I have trouble parsing a passage from Seneca's Quaestiones Naturales (Natural Questions) Book VII COMETS, [25,4] The first sentence —
“Veniet tempus quo ista quae nunc latent in lucem dies extrahat et longioris aevi diligentia.”
The Loeb has the corresponding English as “The time will come when diligent research over long periods will bring to light things which now lie hidden. ”
I parsed as follows (details omitted)
- veniet : main verb
- tempus : main subject
- quo … diligent : relative clause explaining tempus
- [ista quae nunc latent] : ‘those things that now lie hidden,’ i.e., direct object noun phrase of extrahat
- [in lucem] : ‘(in)to light’ preposintal phrase for extrahat
- dies : ???
- extrahat : verb in the subordinate (relative) clause
- et : ???
- [longioris aevi diligentia] : ‘diligence of a rather long period’ subject noun phrase of relative clause
In short, I'm puzzled by ‘dies’ and ‘et.’ What are they doing in the sentense?
First, I thought
dies is in nominative case and
diligentia as adjective modifying it, but the genders don't agree.
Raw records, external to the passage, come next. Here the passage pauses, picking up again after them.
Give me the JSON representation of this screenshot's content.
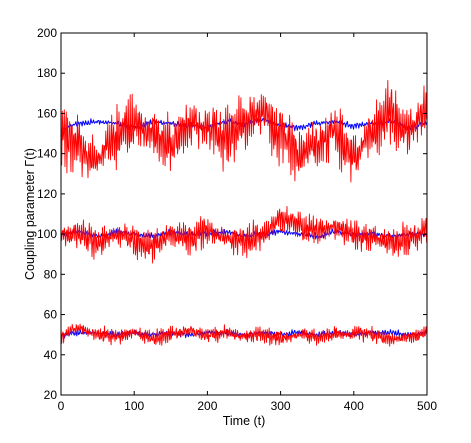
{
  "chart_data": {
    "type": "line",
    "title": "",
    "xlabel": "Time (t)",
    "ylabel": "Coupling parameter Γ(t)",
    "xlim": [
      0,
      500
    ],
    "ylim": [
      20,
      200
    ],
    "xticks": [
      0,
      100,
      200,
      300,
      400,
      500
    ],
    "yticks": [
      20,
      40,
      60,
      80,
      100,
      120,
      140,
      160,
      180,
      200
    ],
    "grid": false,
    "legend": "none",
    "series": [
      {
        "color": "#0000ff",
        "x": [
          0,
          25,
          50,
          75,
          100,
          125,
          150,
          175,
          200,
          225,
          250,
          275,
          300,
          325,
          350,
          375,
          400,
          425,
          450,
          475,
          500
        ],
        "y": [
          152,
          155,
          156,
          155,
          153,
          156,
          155,
          154,
          153,
          156,
          155,
          157,
          154,
          153,
          155,
          156,
          154,
          155,
          156,
          153,
          155
        ]
      },
      {
        "color": "#ff0000",
        "x": [
          0,
          25,
          50,
          75,
          100,
          125,
          150,
          175,
          200,
          225,
          250,
          275,
          300,
          325,
          350,
          375,
          400,
          425,
          450,
          475,
          500
        ],
        "y": [
          150,
          142,
          138,
          148,
          154,
          150,
          146,
          156,
          152,
          148,
          156,
          160,
          150,
          140,
          146,
          150,
          138,
          152,
          160,
          152,
          162
        ]
      },
      {
        "color": "#0000ff",
        "x": [
          0,
          25,
          50,
          75,
          100,
          125,
          150,
          175,
          200,
          225,
          250,
          275,
          300,
          325,
          350,
          375,
          400,
          425,
          450,
          475,
          500
        ],
        "y": [
          100,
          101,
          99,
          101,
          100,
          99,
          101,
          100,
          100,
          101,
          99,
          100,
          101,
          100,
          99,
          101,
          100,
          100,
          99,
          100,
          100
        ]
      },
      {
        "color": "#ff0000",
        "x": [
          0,
          25,
          50,
          75,
          100,
          125,
          150,
          175,
          200,
          225,
          250,
          275,
          300,
          325,
          350,
          375,
          400,
          425,
          450,
          475,
          500
        ],
        "y": [
          99,
          100,
          96,
          100,
          96,
          94,
          100,
          98,
          102,
          98,
          96,
          100,
          108,
          104,
          102,
          104,
          100,
          98,
          96,
          98,
          102
        ]
      },
      {
        "color": "#0000ff",
        "x": [
          0,
          25,
          50,
          75,
          100,
          125,
          150,
          175,
          200,
          225,
          250,
          275,
          300,
          325,
          350,
          375,
          400,
          425,
          450,
          475,
          500
        ],
        "y": [
          50,
          51,
          51,
          50,
          51,
          50,
          51,
          50,
          51,
          51,
          50,
          51,
          50,
          51,
          50,
          51,
          50,
          51,
          51,
          50,
          51
        ]
      },
      {
        "color": "#ff0000",
        "x": [
          0,
          25,
          50,
          75,
          100,
          125,
          150,
          175,
          200,
          225,
          250,
          275,
          300,
          325,
          350,
          375,
          400,
          425,
          450,
          475,
          500
        ],
        "y": [
          50,
          53,
          50,
          49,
          51,
          48,
          50,
          52,
          50,
          51,
          49,
          50,
          48,
          50,
          49,
          50,
          51,
          50,
          48,
          49,
          51
        ]
      }
    ]
  }
}
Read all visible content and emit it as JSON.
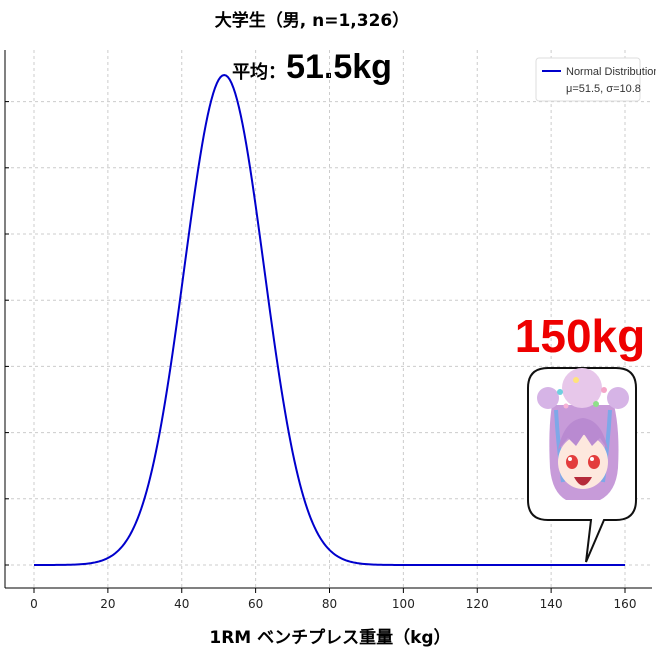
{
  "chart_data": {
    "type": "line",
    "title_line1": "大学生（男, n=1,326）",
    "title_line2_prefix": "平均：",
    "title_line2_value": "51.5kg",
    "xlabel": "1RM ベンチプレス重量（kg）",
    "ylabel": "",
    "xlim": [
      -8,
      168
    ],
    "x_ticks": [
      0,
      20,
      40,
      60,
      80,
      100,
      120,
      140,
      160
    ],
    "grid": true,
    "legend_position": "top-right",
    "series": [
      {
        "name": "Normal Distribution",
        "name_line2": "μ=51.5, σ=10.8",
        "distribution": "normal",
        "mean": 51.5,
        "std": 10.8,
        "x_range": [
          0,
          160
        ],
        "color": "#0000cc"
      }
    ],
    "annotation": {
      "text": "150kg",
      "color": "#ee0000",
      "pointer_x": 150
    }
  }
}
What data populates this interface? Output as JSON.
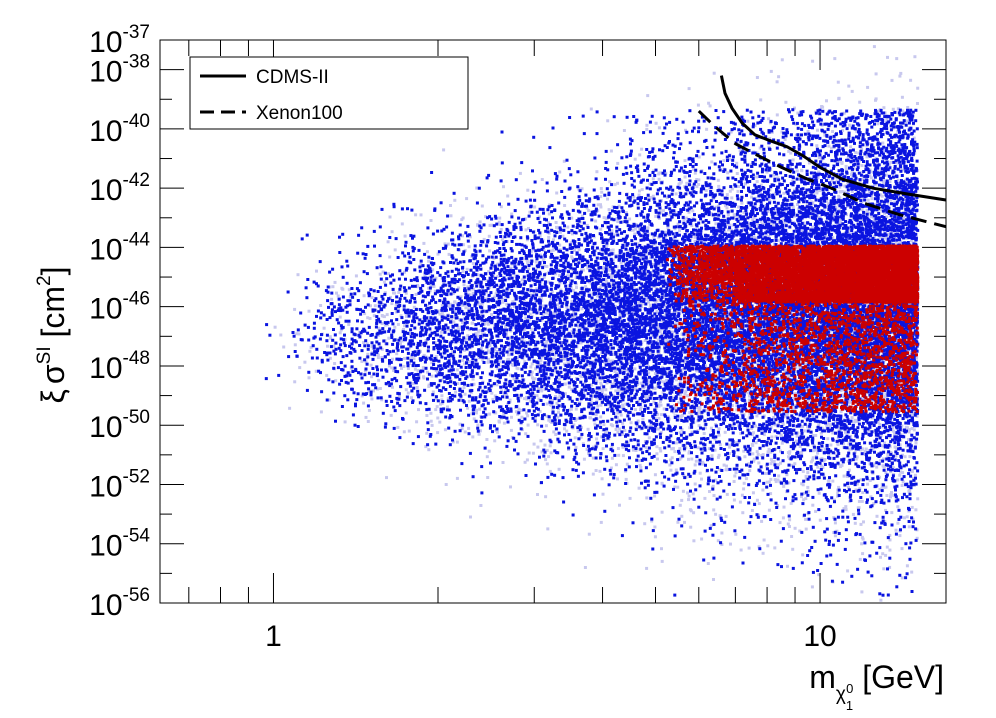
{
  "chart_data": {
    "type": "scatter",
    "title": "",
    "xlabel": "m_{χ₁⁰} [GeV]",
    "xlabel_parts": {
      "main": "m",
      "sub": "χ",
      "subsub": "1",
      "subsup": "0",
      "unit": " [GeV]"
    },
    "ylabel": "ξ σ^SI [cm²]",
    "ylabel_parts": {
      "xi": "ξ",
      "sigma": "σ",
      "sup": "SI",
      "unit_open": " [cm",
      "unit_sup": "2",
      "unit_close": "]"
    },
    "x_scale": "log",
    "y_scale": "log",
    "xlim": [
      0.62,
      17
    ],
    "ylim": [
      1e-56,
      1e-37
    ],
    "x_tick_labels": [
      {
        "value": 1,
        "label": "1"
      },
      {
        "value": 10,
        "label": "10"
      }
    ],
    "y_tick_labels": [
      {
        "exp": -56,
        "base": "10",
        "sup": "-56"
      },
      {
        "exp": -54,
        "base": "10",
        "sup": "-54"
      },
      {
        "exp": -52,
        "base": "10",
        "sup": "-52"
      },
      {
        "exp": -50,
        "base": "10",
        "sup": "-50"
      },
      {
        "exp": -48,
        "base": "10",
        "sup": "-48"
      },
      {
        "exp": -46,
        "base": "10",
        "sup": "-46"
      },
      {
        "exp": -44,
        "base": "10",
        "sup": "-44"
      },
      {
        "exp": -42,
        "base": "10",
        "sup": "-42"
      },
      {
        "exp": -40,
        "base": "10",
        "sup": "-40"
      },
      {
        "exp": -38,
        "base": "10",
        "sup": "-38"
      },
      {
        "exp": -37,
        "base": "10",
        "sup": "-37"
      }
    ],
    "grid": false,
    "legend_position": "top-left",
    "legend": [
      {
        "name": "CDMS-II",
        "style": "solid"
      },
      {
        "name": "Xenon100",
        "style": "dashed"
      }
    ],
    "series": [
      {
        "name": "CDMS-II",
        "type": "line",
        "style": "solid",
        "color": "#000000",
        "x": [
          6.6,
          6.7,
          6.9,
          7.2,
          7.6,
          8.1,
          8.7,
          9.3,
          10.0,
          11.0,
          12.5,
          14.5,
          17.0
        ],
        "log10_y": [
          -38.2,
          -38.8,
          -39.3,
          -39.8,
          -40.2,
          -40.4,
          -40.6,
          -40.9,
          -41.3,
          -41.7,
          -42.0,
          -42.2,
          -42.4
        ]
      },
      {
        "name": "Xenon100",
        "type": "line",
        "style": "dashed",
        "color": "#000000",
        "x": [
          6.0,
          6.4,
          7.0,
          7.7,
          8.5,
          9.5,
          10.5,
          12.0,
          14.0,
          17.0
        ],
        "log10_y": [
          -39.4,
          -39.9,
          -40.5,
          -40.9,
          -41.3,
          -41.7,
          -42.0,
          -42.5,
          -42.9,
          -43.3
        ]
      }
    ],
    "scatter_clouds": [
      {
        "name": "",
        "color": "#c8c8ee",
        "description": "light blue points, broad spread"
      },
      {
        "name": "",
        "color": "#0a14e0",
        "description": "blue points, main population"
      },
      {
        "name": "",
        "color": "#cc0000",
        "description": "red points, concentrated near 10^-45 to 10^-44 for m > 5 GeV"
      }
    ],
    "scatter_extent": {
      "x_range": [
        0.93,
        15.0
      ],
      "log10_y_range_blue": [
        -55.5,
        -39.3
      ],
      "log10_y_range_red": [
        -51.0,
        -43.9
      ],
      "red_core_log10_y": [
        -45.8,
        -43.9
      ]
    }
  }
}
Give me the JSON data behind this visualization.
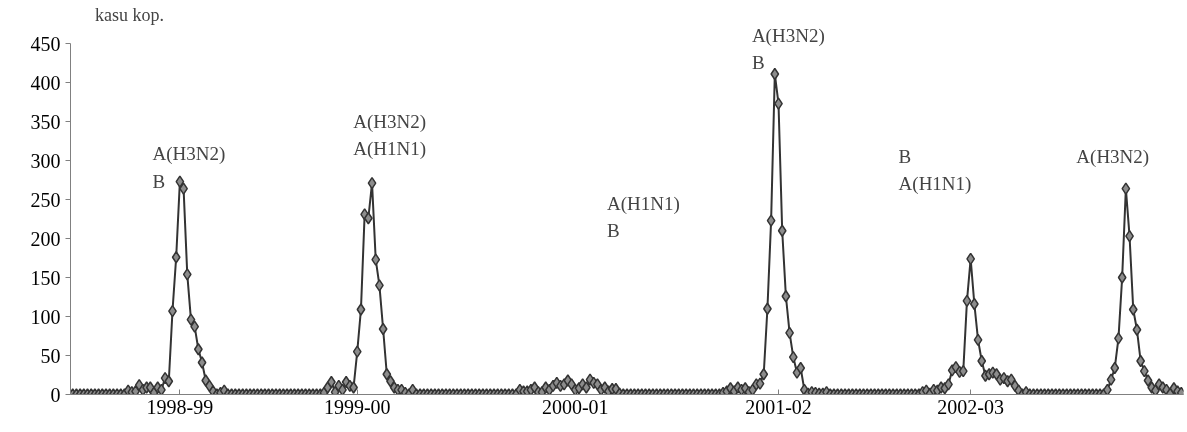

Not good.
Next, I guessed
diligentia both as being nouns and in nominative, but then that conflict with the verb
extrahat in number. Not good.
dies as in accusative going with
lucem to make a longer prepositonal phrase [
in lucem et dies] that solves the agreement problems, but the sense? and most perplexingly is the word order.
Hmm… I'm stuck. Could anyone plaease help me?